German bindings are mostly in pigskin, finely stamped in blind. Several are, however, in calf. Gilding, when it exists, is generally bad.

In England during the 17th century much fine work was done in binding, most of it in morocco, but Henry, prince of Wales, always had his books bound in calf. The Jacobean style is heraldic, with semis of small stamps and heavy corners, but James I. has left some very fine bindings in another style (Plate, fig. 4), very possibly done for him by John Gibson, who bound the royal books while James was king of Scotland only. During the reign of Charles I. Nicholas Ferrar founded his curious establishment at Little Gidding, and there his niece Mary Collet and her sisters set up a bindery. They made large scrap-books, harmonies of the Gospels and other parts of the Bible, with illustrations, and bound them magnificently in velvet stamped in gold and silver. They were taught by a binder who worked for John and Thomas Buck, printers to the university of Cambridge, and the Little Gidding stamps are often identical with Buck’s.

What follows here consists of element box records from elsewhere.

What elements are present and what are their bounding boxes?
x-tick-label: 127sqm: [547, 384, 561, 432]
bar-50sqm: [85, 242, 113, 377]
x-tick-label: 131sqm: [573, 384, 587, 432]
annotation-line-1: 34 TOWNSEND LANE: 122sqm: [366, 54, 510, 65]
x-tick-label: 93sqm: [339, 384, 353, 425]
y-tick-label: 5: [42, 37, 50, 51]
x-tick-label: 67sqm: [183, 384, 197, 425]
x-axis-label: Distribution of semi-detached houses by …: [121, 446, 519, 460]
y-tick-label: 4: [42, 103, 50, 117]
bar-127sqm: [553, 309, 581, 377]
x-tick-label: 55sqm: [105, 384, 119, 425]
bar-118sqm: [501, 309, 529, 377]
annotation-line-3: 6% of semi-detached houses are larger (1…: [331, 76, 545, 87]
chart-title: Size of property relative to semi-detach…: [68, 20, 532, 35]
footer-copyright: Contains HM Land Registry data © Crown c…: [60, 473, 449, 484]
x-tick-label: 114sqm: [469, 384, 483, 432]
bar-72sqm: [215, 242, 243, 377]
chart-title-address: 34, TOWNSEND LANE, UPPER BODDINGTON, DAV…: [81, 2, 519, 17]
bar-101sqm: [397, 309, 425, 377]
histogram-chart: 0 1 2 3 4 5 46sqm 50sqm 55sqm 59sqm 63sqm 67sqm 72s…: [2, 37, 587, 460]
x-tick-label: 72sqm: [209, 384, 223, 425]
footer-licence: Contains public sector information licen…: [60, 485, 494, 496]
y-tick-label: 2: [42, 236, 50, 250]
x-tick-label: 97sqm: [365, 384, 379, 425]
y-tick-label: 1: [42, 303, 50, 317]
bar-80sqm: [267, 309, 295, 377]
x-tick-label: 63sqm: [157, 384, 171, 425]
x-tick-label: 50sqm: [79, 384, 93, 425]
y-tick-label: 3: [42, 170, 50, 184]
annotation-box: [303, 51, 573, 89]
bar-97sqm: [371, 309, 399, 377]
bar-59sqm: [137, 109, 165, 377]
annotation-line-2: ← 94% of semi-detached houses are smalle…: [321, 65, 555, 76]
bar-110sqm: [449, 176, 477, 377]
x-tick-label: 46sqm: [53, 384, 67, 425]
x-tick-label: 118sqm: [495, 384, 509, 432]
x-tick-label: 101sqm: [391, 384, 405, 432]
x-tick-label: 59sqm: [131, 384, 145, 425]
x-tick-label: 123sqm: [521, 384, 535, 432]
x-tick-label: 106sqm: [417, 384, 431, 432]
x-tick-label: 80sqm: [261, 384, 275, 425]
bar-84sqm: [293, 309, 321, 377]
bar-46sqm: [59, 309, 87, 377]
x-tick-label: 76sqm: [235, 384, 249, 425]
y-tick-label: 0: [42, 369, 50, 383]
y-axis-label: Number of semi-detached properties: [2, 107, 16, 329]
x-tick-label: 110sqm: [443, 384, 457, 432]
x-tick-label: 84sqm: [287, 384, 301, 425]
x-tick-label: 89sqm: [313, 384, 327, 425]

Samuel Mearne (d. 1683) was royal binder to Charles II., and invented the cottage style of decoration, a style which has lasted till the present day; the Bible on which Edward VII. took the coronation oath was ornamented in that way. An inner rectangle is run parallel to the edges of the book, and the upper and lower lines are broken outwards into the outline of a gable roof. Mearne’s work as a binder (Plate, fig. 5) is of the highest merit. Many of his books have their fore-edge painted in such a way that the work is invisible when the book is shut, and only shows when the edges are fanned out.

In France 16th- and 17th-century binding is distinguished by the work of such masters as Nicholas Eve, who bound the beautiful Livre des Statuts et Ordonnances de l’ordre du Benvist Sainct Esprit for Henry III. (Plate, fig. 6); Clovis Eve, who is credited with the invention of the style known as “fanfare,” a delicate tracery over the boards of a book, filled out with spirals of leafy stems; and Le Gascon, who invented the dotted work which has been used more or less ever since. Le Gascon caused his small gilding tools—curves and arabesques—to be scored across, so that when impressions were made from them a dotted line showed instead of a right line. Florimond Badier worked in a style very similar to that of Le Gascon and sometimes signed his work, which Le Gascon never did. Le Gascon had many imitators, the best and closest being Poncyn and Magnus, Dutch binders who worked at Amsterdam in the 17th century, and his style has been continuously followed to the present day.